INCREASING REVENUES; FURTHER REDUCED EXPENDITURES IN 2012

Preliminary fiscal 2012 results indicate another modest surplus, achieved 
through $2 million in salary and benefit savings, $942,000 in program savings 
and efficiencies, and $948,000 in revenue enhancements. Fiscal 2012 revenues of 
$83 million were up 3% over 2011, beating the conservative budget assumes for 
flat revenue growth. The $75.7 million fiscal 2013 budget is balanced assuming 
flat revenue growth and includes a 2% salary increase for all city employees.

The general fund regularly receives cost recovery from the wastewater fund for 
related environmental expenses. $1.7 million in transferred reimbursements for 
fiscal 2012 totaled 2% of revenues and transfers in. The city expects transfers 
to return to lower historical levels by 2013 as associated costs are planned to 
roll off. 

The city is fortunate in that it maintains some important revenue raising 
flexibility with the availability of an additional 1/4% on the municipal GRT 
rate as well as substantial property tax margin. Reportedly, the city maintains 
the second lowest property tax rate in the state, behind Albuquerque. However, 
given the current economic climate, raising the GRT or property tax rates may 
prove to be politically challenging.

STRONG DEBT SERVICE COVERAGE

Debt service coverage on senior and subordinate lien bonds and New Mexico 
Finance Authority loans is strong as expected given the importance of GRTs to 
operations.

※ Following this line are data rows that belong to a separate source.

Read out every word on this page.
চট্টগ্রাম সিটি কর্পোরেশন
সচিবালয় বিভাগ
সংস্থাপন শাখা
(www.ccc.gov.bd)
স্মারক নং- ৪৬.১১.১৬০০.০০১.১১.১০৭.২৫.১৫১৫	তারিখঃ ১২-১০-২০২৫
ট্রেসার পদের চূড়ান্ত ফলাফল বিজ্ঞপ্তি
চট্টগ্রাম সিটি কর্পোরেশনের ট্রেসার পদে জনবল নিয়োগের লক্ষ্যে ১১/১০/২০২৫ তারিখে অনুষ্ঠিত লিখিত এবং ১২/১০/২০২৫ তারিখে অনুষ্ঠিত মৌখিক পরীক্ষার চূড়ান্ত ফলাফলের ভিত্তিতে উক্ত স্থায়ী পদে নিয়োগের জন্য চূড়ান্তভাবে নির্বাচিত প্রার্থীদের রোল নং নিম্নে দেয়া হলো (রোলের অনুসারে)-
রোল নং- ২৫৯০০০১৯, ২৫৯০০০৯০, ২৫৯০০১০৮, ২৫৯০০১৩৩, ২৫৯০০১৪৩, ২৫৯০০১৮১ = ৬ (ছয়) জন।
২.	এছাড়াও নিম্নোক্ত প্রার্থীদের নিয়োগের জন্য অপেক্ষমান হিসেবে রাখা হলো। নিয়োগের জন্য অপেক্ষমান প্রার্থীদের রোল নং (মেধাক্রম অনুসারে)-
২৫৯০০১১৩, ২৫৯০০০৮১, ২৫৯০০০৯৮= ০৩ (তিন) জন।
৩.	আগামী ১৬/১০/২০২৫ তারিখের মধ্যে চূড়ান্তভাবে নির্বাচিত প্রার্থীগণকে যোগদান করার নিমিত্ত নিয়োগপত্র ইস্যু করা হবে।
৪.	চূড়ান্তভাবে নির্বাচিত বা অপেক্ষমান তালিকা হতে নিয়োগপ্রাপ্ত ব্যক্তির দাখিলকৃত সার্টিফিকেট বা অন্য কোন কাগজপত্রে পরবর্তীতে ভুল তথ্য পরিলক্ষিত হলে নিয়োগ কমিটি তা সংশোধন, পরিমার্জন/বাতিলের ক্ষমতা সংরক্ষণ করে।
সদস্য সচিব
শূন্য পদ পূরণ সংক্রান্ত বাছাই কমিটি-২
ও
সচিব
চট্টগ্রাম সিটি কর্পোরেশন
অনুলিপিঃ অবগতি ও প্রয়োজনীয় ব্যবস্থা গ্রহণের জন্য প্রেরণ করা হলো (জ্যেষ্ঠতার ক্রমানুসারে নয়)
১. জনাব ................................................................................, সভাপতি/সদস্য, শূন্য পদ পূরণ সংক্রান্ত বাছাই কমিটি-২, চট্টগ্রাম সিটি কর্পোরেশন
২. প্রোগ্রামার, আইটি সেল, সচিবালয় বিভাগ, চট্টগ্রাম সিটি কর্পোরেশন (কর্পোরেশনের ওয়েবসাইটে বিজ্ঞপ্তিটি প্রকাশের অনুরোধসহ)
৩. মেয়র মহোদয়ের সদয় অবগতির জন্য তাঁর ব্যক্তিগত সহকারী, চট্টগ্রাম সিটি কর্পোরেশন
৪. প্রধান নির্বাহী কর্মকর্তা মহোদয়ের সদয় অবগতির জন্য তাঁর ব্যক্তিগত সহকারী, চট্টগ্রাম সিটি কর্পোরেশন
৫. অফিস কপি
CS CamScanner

Fiscal 2011 pledged revenues provide 4.2 times (x) coverage of 
senior lien maximum annual debt service (MADS) and 2.4x coverage on senior and 
subordinate lien MADS (including debt service paid in practice from other 
sources but secured by subordinate GRT revenues).

Legal provisions are solid. A multi-tiered additional bonds test that, among 
other provisions, calls for a 1x coverage requirement of senior lien MADS by 
municipal and infrastructure GRTS only (state shared GRTs represent the bulk of 
pledged revenues) and a subordinate lien bonds test of 2x combined senior and 
subordinate MADS. While included in some of the prior GRT debt issuances, there 
is no reserve fund established for the 2012C bonds.

ABOVE AVERAGE DEBT BURDEN

The majority of the city's outstanding tax-supported debt is secured by GRTs. GO
debt outstanding, however, is limited. At 400 years old, the city's age and 
infrastructure needs are driving the overall debt ratios to above average levels
(4.2% of taxable market value and $6,811 per capita). Given the city's 
stabilized GRT collections, management's goal is to return to a two-year cycle 
for GRT issuance. The city also plans to issue a modest $17 million in GO bonds 
later this year approved from a recent bond election authorizing various public 
improvements. 

Carrying costs for debt service, pensions and OPEB are elevated at 27% of 
general fund and debt service fund spending. Pensions and OPEB for city 
employees are adequately funded and provided through the state-administered 
Public Employees Retirement Association defined benefit plan.